How to Read Tea Leaves: A hands-on Guide for Semantic Validation of Text Models using Oolong

📍 Online-only event

📆 May 05, 2021, 13:45-15:15

Abstract

The growing supply of unstructured text is a great chance, but also a challenge for social science. In many instances we want to classify, scale or compare text for which no prelabeled data is available. In this case, unsupervised learning techniques such as topic models or the use of dictionaries promise the automated analysis of text with little or no human input. But these models are notoriously difficult to evaluate. While the validation of statistical properties of topics models is well established, the substantive meaning of categories uncovered is often less clear and their interpretation reliant on "intuition" or "eyeballing". Computer science scholars rather call it "reading tea leaves". The story for dictionary-based methods is not better.

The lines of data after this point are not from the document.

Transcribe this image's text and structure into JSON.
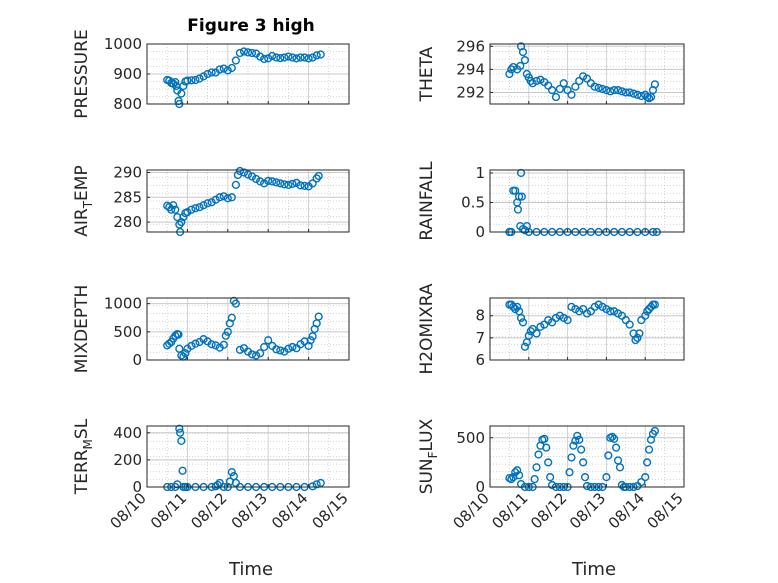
{
  "figure_title": "Figure 3 high",
  "colors": {
    "marker": "#0072BD",
    "axis": "#262626",
    "grid": "#c8c8c8"
  },
  "xaxis": {
    "label": "Time",
    "ticks": [
      "08/10",
      "08/11",
      "08/12",
      "08/13",
      "08/14",
      "08/15"
    ]
  },
  "chart_data": [
    {
      "type": "scatter",
      "title": "Figure 3 high",
      "ylabel": "PRESSURE",
      "xlim": [
        "08/10",
        "08/15"
      ],
      "ylim": [
        800,
        1000
      ],
      "yticks": [
        "800",
        "900",
        "1000"
      ],
      "grid": true,
      "x": [
        10.5,
        10.55,
        10.6,
        10.65,
        10.7,
        10.72,
        10.75,
        10.78,
        10.8,
        10.85,
        10.9,
        10.95,
        11.0,
        11.1,
        11.2,
        11.3,
        11.4,
        11.5,
        11.6,
        11.7,
        11.8,
        11.9,
        12.0,
        12.1,
        12.2,
        12.3,
        12.4,
        12.5,
        12.6,
        12.7,
        12.8,
        12.9,
        13.0,
        13.1,
        13.2,
        13.3,
        13.4,
        13.5,
        13.6,
        13.7,
        13.8,
        13.9,
        14.0,
        14.1,
        14.2,
        14.3
      ],
      "y": [
        880,
        878,
        870,
        868,
        873,
        860,
        845,
        810,
        800,
        835,
        860,
        875,
        878,
        879,
        880,
        885,
        892,
        900,
        905,
        905,
        915,
        918,
        912,
        920,
        945,
        970,
        975,
        972,
        970,
        968,
        958,
        950,
        952,
        960,
        955,
        953,
        955,
        958,
        955,
        952,
        955,
        955,
        952,
        955,
        962,
        965
      ]
    },
    {
      "type": "scatter",
      "ylabel": "THETA",
      "xlim": [
        "08/10",
        "08/15"
      ],
      "ylim": [
        291,
        296.2
      ],
      "yticks": [
        "292",
        "294",
        "296"
      ],
      "grid": true,
      "x": [
        10.5,
        10.55,
        10.6,
        10.7,
        10.78,
        10.8,
        10.85,
        10.9,
        10.95,
        11.0,
        11.05,
        11.1,
        11.2,
        11.3,
        11.4,
        11.5,
        11.6,
        11.7,
        11.8,
        11.9,
        12.0,
        12.1,
        12.2,
        12.3,
        12.4,
        12.5,
        12.6,
        12.7,
        12.8,
        12.9,
        13.0,
        13.1,
        13.2,
        13.3,
        13.4,
        13.5,
        13.6,
        13.7,
        13.8,
        13.9,
        14.0,
        14.05,
        14.1,
        14.15,
        14.2,
        14.25
      ],
      "y": [
        293.6,
        294.0,
        294.2,
        294.0,
        294.3,
        296.0,
        295.5,
        294.8,
        293.6,
        293.3,
        293.0,
        292.8,
        293.0,
        293.1,
        292.9,
        292.6,
        292.2,
        291.6,
        292.3,
        292.8,
        292.2,
        291.8,
        292.5,
        293.0,
        293.4,
        293.2,
        292.8,
        292.5,
        292.4,
        292.3,
        292.2,
        292.1,
        292.2,
        292.2,
        292.1,
        292.0,
        292.0,
        291.9,
        291.8,
        291.7,
        291.8,
        291.6,
        291.5,
        291.6,
        292.2,
        292.7
      ]
    },
    {
      "type": "scatter",
      "ylabel": "AIR_TEMP",
      "ylabel_parts": [
        "AIR",
        "T",
        "EMP"
      ],
      "xlim": [
        "08/10",
        "08/15"
      ],
      "ylim": [
        278,
        290.5
      ],
      "yticks": [
        "280",
        "285",
        "290"
      ],
      "grid": true,
      "x": [
        10.5,
        10.55,
        10.6,
        10.65,
        10.7,
        10.75,
        10.8,
        10.82,
        10.85,
        10.9,
        10.95,
        11.0,
        11.1,
        11.2,
        11.3,
        11.4,
        11.5,
        11.6,
        11.7,
        11.8,
        11.9,
        12.0,
        12.1,
        12.2,
        12.25,
        12.3,
        12.4,
        12.5,
        12.6,
        12.7,
        12.8,
        12.9,
        13.0,
        13.1,
        13.2,
        13.3,
        13.4,
        13.5,
        13.6,
        13.7,
        13.8,
        13.9,
        14.0,
        14.1,
        14.2,
        14.25
      ],
      "y": [
        283.3,
        283.0,
        282.5,
        283.4,
        282.5,
        281.0,
        279.5,
        278.0,
        280.0,
        281.0,
        281.8,
        282.0,
        282.5,
        282.8,
        283.0,
        283.4,
        283.8,
        284.0,
        284.5,
        285.0,
        285.2,
        284.8,
        285.0,
        287.5,
        289.5,
        290.3,
        290.0,
        289.6,
        289.2,
        288.7,
        288.2,
        287.8,
        288.3,
        288.2,
        288.0,
        287.8,
        287.6,
        287.5,
        287.7,
        287.9,
        287.4,
        287.3,
        287.2,
        287.8,
        288.8,
        289.3
      ]
    },
    {
      "type": "scatter",
      "ylabel": "RAINFALL",
      "xlim": [
        "08/10",
        "08/15"
      ],
      "ylim": [
        0,
        1.05
      ],
      "yticks": [
        "0",
        "0.5",
        "1"
      ],
      "grid": true,
      "x": [
        10.5,
        10.55,
        10.6,
        10.65,
        10.7,
        10.72,
        10.75,
        10.78,
        10.8,
        10.82,
        10.85,
        10.9,
        10.95,
        11.0,
        11.2,
        11.4,
        11.6,
        11.8,
        12.0,
        12.2,
        12.4,
        12.6,
        12.8,
        13.0,
        13.2,
        13.4,
        13.6,
        13.8,
        14.0,
        14.2,
        14.3
      ],
      "y": [
        0.0,
        0.0,
        0.7,
        0.7,
        0.5,
        0.38,
        0.6,
        0.1,
        1.0,
        0.6,
        0.05,
        0.03,
        0.1,
        0.0,
        0.0,
        0.0,
        0.0,
        0.0,
        0.0,
        0.0,
        0.0,
        0.0,
        0.0,
        0.0,
        0.0,
        0.0,
        0.0,
        0.0,
        0.0,
        0.0,
        0.0
      ]
    },
    {
      "type": "scatter",
      "ylabel": "MIXDEPTH",
      "xlim": [
        "08/10",
        "08/15"
      ],
      "ylim": [
        0,
        1100
      ],
      "yticks": [
        "0",
        "500",
        "1000"
      ],
      "grid": true,
      "x": [
        10.5,
        10.55,
        10.6,
        10.65,
        10.7,
        10.75,
        10.78,
        10.8,
        10.85,
        10.9,
        10.95,
        11.0,
        11.1,
        11.2,
        11.3,
        11.4,
        11.5,
        11.6,
        11.7,
        11.8,
        11.9,
        11.95,
        12.0,
        12.05,
        12.1,
        12.15,
        12.2,
        12.3,
        12.4,
        12.5,
        12.6,
        12.7,
        12.8,
        12.9,
        13.0,
        13.1,
        13.2,
        13.3,
        13.4,
        13.5,
        13.6,
        13.7,
        13.8,
        13.9,
        14.0,
        14.05,
        14.1,
        14.15,
        14.2,
        14.25
      ],
      "y": [
        260,
        290,
        320,
        380,
        430,
        460,
        450,
        200,
        80,
        60,
        120,
        200,
        250,
        290,
        320,
        370,
        330,
        280,
        260,
        220,
        270,
        430,
        500,
        650,
        750,
        1050,
        1000,
        180,
        210,
        150,
        100,
        80,
        120,
        230,
        350,
        250,
        190,
        170,
        150,
        200,
        230,
        210,
        280,
        330,
        250,
        350,
        420,
        550,
        650,
        770
      ]
    },
    {
      "type": "scatter",
      "ylabel": "H2OMIXRA",
      "xlim": [
        "08/10",
        "08/15"
      ],
      "ylim": [
        6,
        8.8
      ],
      "yticks": [
        "6",
        "7",
        "8"
      ],
      "grid": true,
      "x": [
        10.5,
        10.55,
        10.6,
        10.65,
        10.7,
        10.75,
        10.8,
        10.85,
        10.9,
        10.95,
        11.0,
        11.05,
        11.1,
        11.2,
        11.3,
        11.4,
        11.5,
        11.6,
        11.7,
        11.8,
        11.9,
        12.0,
        12.1,
        12.2,
        12.3,
        12.4,
        12.5,
        12.6,
        12.7,
        12.8,
        12.9,
        13.0,
        13.1,
        13.2,
        13.3,
        13.4,
        13.5,
        13.6,
        13.7,
        13.75,
        13.8,
        13.85,
        13.9,
        14.0,
        14.05,
        14.1,
        14.15,
        14.2,
        14.25
      ],
      "y": [
        8.5,
        8.5,
        8.4,
        8.3,
        8.4,
        8.2,
        7.9,
        7.7,
        6.6,
        6.8,
        7.1,
        7.3,
        7.4,
        7.2,
        7.5,
        7.6,
        7.8,
        7.7,
        7.9,
        8.0,
        7.9,
        7.8,
        8.4,
        8.3,
        8.2,
        8.3,
        8.1,
        8.2,
        8.4,
        8.5,
        8.4,
        8.3,
        8.2,
        8.2,
        8.1,
        8.0,
        7.8,
        7.6,
        7.2,
        6.9,
        7.0,
        7.2,
        7.8,
        8.0,
        8.2,
        8.3,
        8.4,
        8.5,
        8.5
      ]
    },
    {
      "type": "scatter",
      "ylabel": "TERR_MSL",
      "ylabel_parts": [
        "TERR",
        "M",
        "SL"
      ],
      "xlim": [
        "08/10",
        "08/15"
      ],
      "ylim": [
        0,
        450
      ],
      "yticks": [
        "0",
        "200",
        "400"
      ],
      "grid": true,
      "x": [
        10.5,
        10.6,
        10.7,
        10.75,
        10.8,
        10.82,
        10.85,
        10.88,
        10.9,
        10.95,
        11.0,
        11.2,
        11.4,
        11.6,
        11.7,
        11.75,
        11.8,
        11.9,
        12.0,
        12.05,
        12.1,
        12.15,
        12.2,
        12.3,
        12.5,
        12.7,
        12.9,
        13.1,
        13.3,
        13.5,
        13.7,
        13.9,
        14.1,
        14.2,
        14.3
      ],
      "y": [
        0,
        0,
        0,
        20,
        430,
        400,
        340,
        120,
        0,
        0,
        0,
        0,
        0,
        0,
        5,
        15,
        30,
        0,
        0,
        40,
        110,
        80,
        30,
        0,
        0,
        0,
        0,
        0,
        0,
        0,
        0,
        0,
        5,
        20,
        30
      ]
    },
    {
      "type": "scatter",
      "ylabel": "SUN_FLUX",
      "ylabel_parts": [
        "SUN",
        "F",
        "LUX"
      ],
      "xlim": [
        "08/10",
        "08/15"
      ],
      "ylim": [
        0,
        620
      ],
      "yticks": [
        "0",
        "500"
      ],
      "grid": true,
      "x": [
        10.5,
        10.55,
        10.6,
        10.65,
        10.7,
        10.75,
        10.8,
        10.9,
        11.0,
        11.1,
        11.15,
        11.2,
        11.25,
        11.3,
        11.35,
        11.4,
        11.45,
        11.5,
        11.55,
        11.6,
        11.7,
        11.8,
        11.9,
        12.0,
        12.05,
        12.1,
        12.15,
        12.2,
        12.25,
        12.3,
        12.35,
        12.4,
        12.45,
        12.5,
        12.6,
        12.7,
        12.8,
        12.9,
        13.0,
        13.05,
        13.1,
        13.15,
        13.2,
        13.25,
        13.3,
        13.35,
        13.4,
        13.45,
        13.5,
        13.6,
        13.7,
        13.8,
        13.9,
        14.0,
        14.05,
        14.1,
        14.15,
        14.2,
        14.25
      ],
      "y": [
        90,
        80,
        100,
        150,
        170,
        120,
        30,
        0,
        0,
        0,
        80,
        200,
        330,
        420,
        480,
        490,
        400,
        250,
        100,
        20,
        0,
        0,
        0,
        0,
        150,
        300,
        420,
        470,
        520,
        480,
        380,
        250,
        100,
        10,
        0,
        0,
        0,
        0,
        100,
        320,
        500,
        510,
        490,
        400,
        270,
        200,
        20,
        0,
        0,
        0,
        0,
        10,
        50,
        100,
        250,
        380,
        480,
        540,
        570
      ]
    }
  ]
}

Researchers usually assume these dictionaries have built-in validity and use them directly in their research. Oolong provides a set of tools to objectively judge substantive interpretability to applied users in disciplines such as political science and communication science. It allows standardized content based testing of topic models as well as dictionary-based methods with clear numeric indicators of semantic validity. This session is a hand-on guide on how to create and administer your own tests.

Presenter

Marius Sältzer is a doctoral researcher in political science at the University of Mannheim. His research revolves around the dimensions of political conflict, e.g., the questions what issues matter for the public, political parties and their constituencies. To answer these questions, he studies political communication of legislators, parties and other key political actors, with a special emphasis on political elites' use of social media.